Miss Glasgow suggests that from the beginning her novels formed themselves within her imagination in terms of the novel’s own organic principles, but she makes it clear that her later novels were written with a more conscious interest in technique. She had learned that “the supreme merit lies in the vision of the artist” and she understood a theory of realism in fiction from the beginning of her authorship; but the understanding of “a single, or at least a restricted, point of view” came to her more gradually.

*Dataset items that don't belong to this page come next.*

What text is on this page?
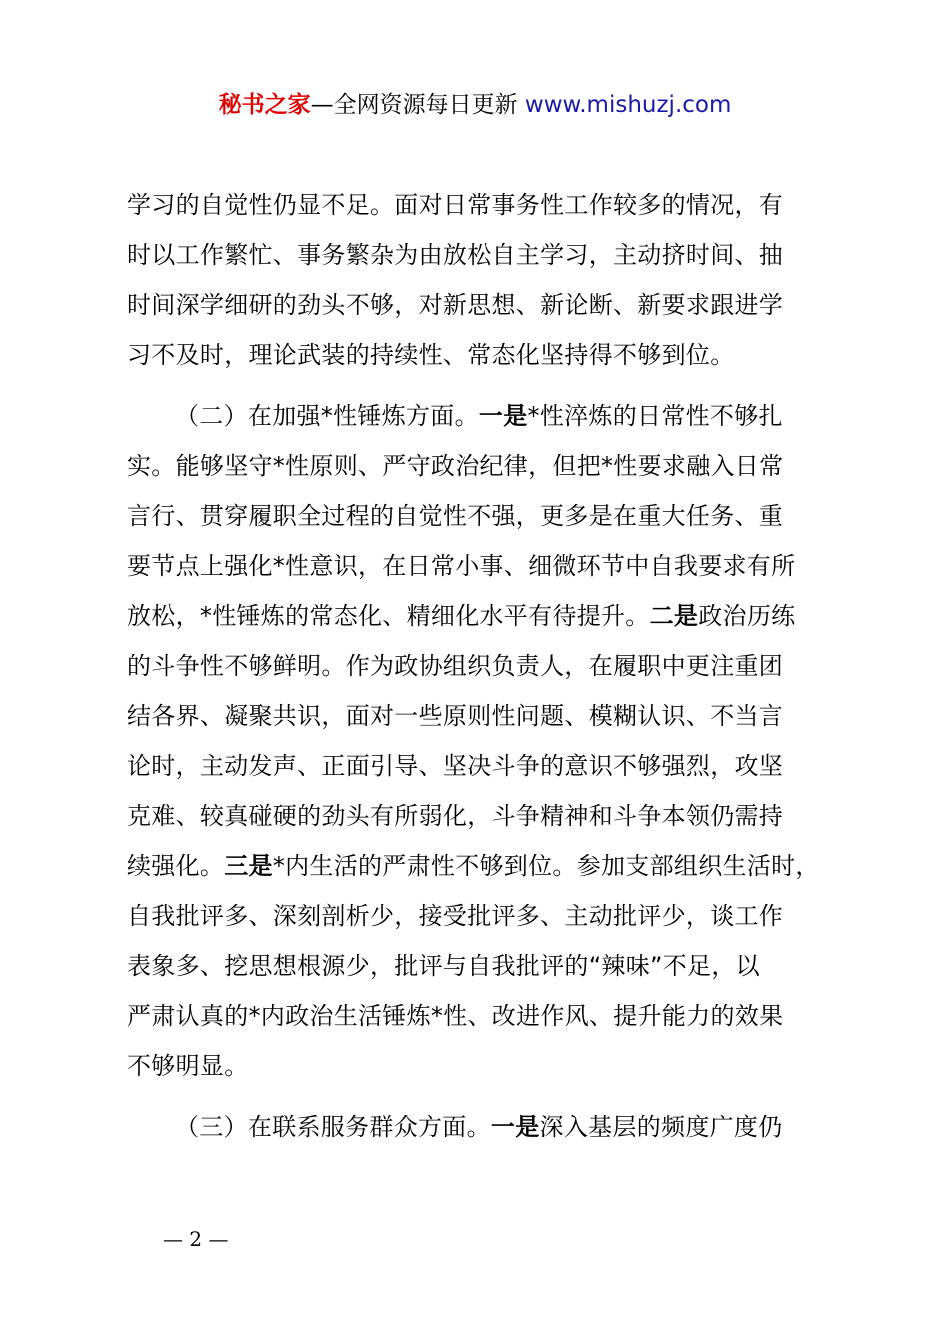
秘书之家—全网资源每日更新 www.mishuzj.com

学习的自觉性仍显不足。面对日常事务性工作较多的情况，有
时以工作繁忙、事务繁杂为由放松自主学习，主动挤时间、抽
时间深学细研的劲头不够，对新思想、新论断、新要求跟进学
习不及时，理论武装的持续性、常态化坚持得不够到位。

（二）在加强*性锤炼方面。一是*性淬炼的日常性不够扎
实。能够坚守*性原则、严守政治纪律，但把*性要求融入日常
言行、贯穿履职全过程的自觉性不强，更多是在重大任务、重
要节点上强化*性意识，在日常小事、细微环节中自我要求有所
放松，*性锤炼的常态化、精细化水平有待提升。二是政治历练
的斗争性不够鲜明。作为政协组织负责人，在履职中更注重团
结各界、凝聚共识，面对一些原则性问题、模糊认识、不当言
论时，主动发声、正面引导、坚决斗争的意识不够强烈，攻坚
克难、较真碰硬的劲头有所弱化，斗争精神和斗争本领仍需持
续强化。三是*内生活的严肃性不够到位。参加支部组织生活时，
自我批评多、深刻剖析少，接受批评多、主动批评少，谈工作
表象多、挖思想根源少，批评与自我批评的“辣味”不足，以
严肃认真的*内政治生活锤炼*性、改进作风、提升能力的效果
不够明显。

（三）在联系服务群众方面。一是深入基层的频度广度仍

— 2 —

She marks the development of a new awareness in her art with the writing of “Barren Ground” when she found herself able “to orient herself anew” and to respond “to a fresh and, apparently, a different, creative impulse.” She illustrates with rare objectivity for a creative artist some of the ways in which she has employed reverie in prose, the past and present coexistent in time and time itself “as a subjective medium.” She explains the purpose of the rhythms in certain of the novels and the patterns used in others. “Vein of Iron” is woven of sound and in the very beginning moves swiftly “to the patter of running feet.” “The Sheltered Life” is “shot 1 through with scents and colours.” “They Stooped to Folly” is characterized by “laughing animation” and “The Romantic Comedians” is “composed of rippling lights.”

Not always has Miss Glasgow found the understanding from her readers, including the critics, that she desired. Though from the beginning she wrote with a use of that “cutting edge of truth that we call irony,” she was to learn that “in print, one must be brutally obvious if one wishes not to be misunderstood.”

Especially she felt that “In This Our Life” was not taken, as she meant it, as “an analysis in fiction of the modern temper,” “a dissolving moment in time” “between an age that is slipping out and an age that is hastening in.” She intended that Asa’s refusal to surrender should be felt to be “one of those rare defeats that are victories.”

“A Certain Measure,” like Somerset Maugham’s “The Summing Up,” is the noblest type of autobiography that a novelist can write. It is worthy of the novels that it helps us understand. And if there be ironies implicit as well as expressed in this distinguished volume, it may serve to quote part of a sentence said of one of her novels and so to let the lady herself have the last word, “The sting of its irony lies in the point of its truth.”